In the article, I point out that the effects of investing decisions actually effect the market itself. We tend to think of the market as a static structure, but it’s not. The members of the market, the legal rules they utilize, the social rules they utilize, the relationships between the players – all of these things are subject to change.
Take WeWork for instance. It never actually made it to be a part of the market, but it’s failure to materialize will change the decision-making of the market and the precursors to the market for a long time. This means that it will be a *different* market than before. The typical decision-making will be different than before. The risk/reward analysis will be different than before, etc.
While this isn’t meant to focus on politics, I wanted to point out another way that this manifests. In the 2016 election, everybody said, “you have to choose one, so choose the lesser of two evils” (or at least that’s what my friends said). I decided to vote for no one, because no one met my minimum standard. Now, by myself, that does nothing. However, imagine that a large group of people had voted for no one. Do you think that this would be a phenomena that the pollsters would miss?
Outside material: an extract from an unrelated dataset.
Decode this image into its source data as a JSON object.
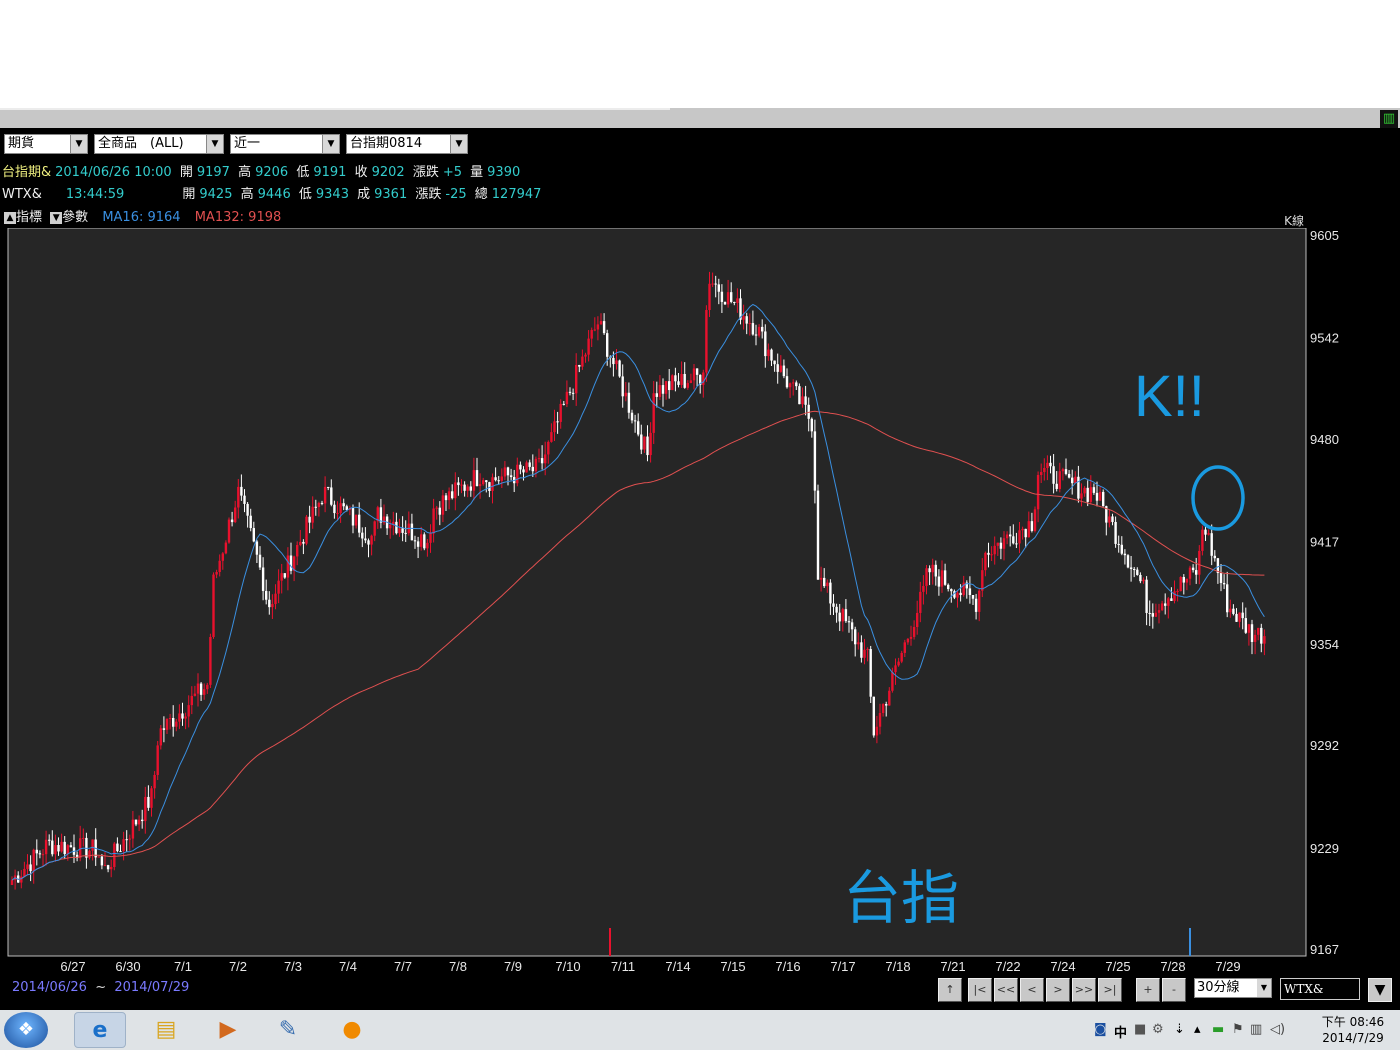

While it is true that I would have failed to effect change of the outcome of 2016, if a large group did it, it could mean the change of the outcome of every election afterwards, as the powers-that-be who run candidates realize that they actually have to appeal to us, and not just run a “not-as-bad-as-that-guy” campaign. The popular mindset says that *this* present outcome is the only thing that matters. But that’s because they all view the game as static.
When you realize that the game itself changes based on your participation, you look at every decision you make differently.
This is why I don’t care about 99% of what psychology or sociology says. Nearly the whole field is chasing mathematical models, not recognizing that the choices you make changes the model itself.